As a workaround, you could use a global variable.

static int err;

int f1(int a, int b) {
    err = 0;
    return a - b;
}

int insert(int* arr, int val, int comp(int,int)) {
    err = 0;
    while ((0 != *arr) && (comp(*arr, val) < 0)) { // 1
        if (err) return 0;
        ++arr;
    }
    ...
}

It is not the best solution because it is not re-entrant. Only a single instance of insert()/f1() can run at a time.

Answer 2

This is a complement to the accepted answer. The shown code uses function pointers to solve the compilation errors that would arise when calling a prototyped function with a wrong number of parameters.

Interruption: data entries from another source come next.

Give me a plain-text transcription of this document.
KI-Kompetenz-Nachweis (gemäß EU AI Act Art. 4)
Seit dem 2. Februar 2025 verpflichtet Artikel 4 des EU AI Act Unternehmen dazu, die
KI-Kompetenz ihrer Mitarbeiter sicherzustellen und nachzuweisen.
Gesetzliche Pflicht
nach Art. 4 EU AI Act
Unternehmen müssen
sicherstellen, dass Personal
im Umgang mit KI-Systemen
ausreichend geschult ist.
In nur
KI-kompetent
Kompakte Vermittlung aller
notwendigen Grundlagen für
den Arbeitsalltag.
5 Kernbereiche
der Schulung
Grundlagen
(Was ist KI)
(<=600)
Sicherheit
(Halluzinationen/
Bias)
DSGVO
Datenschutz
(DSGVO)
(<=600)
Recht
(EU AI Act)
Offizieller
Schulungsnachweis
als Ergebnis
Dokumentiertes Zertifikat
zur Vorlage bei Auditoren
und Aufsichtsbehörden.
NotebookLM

But the draft n1570 for C11 says at 6.3.2.3 [Language/Conversions/Other operands/] Pointers §8:

... If a converted pointer is used to call a function whose type is not compatible with the referenced type, the behavior is undefined.

And it fully applies here because the referenced type is a function taking 2 parameters and the converted pointer type is a function taking 3 parameters. Per the accepted answer and 6.5.2.2p6 those two function type are not compatible, hence the code does invoke UB.

---

After finding that, I haved decided to give up with that way, and instead choosed to use wrapper functions that call the function passed to the library with their expected number of arguments to avoid UB.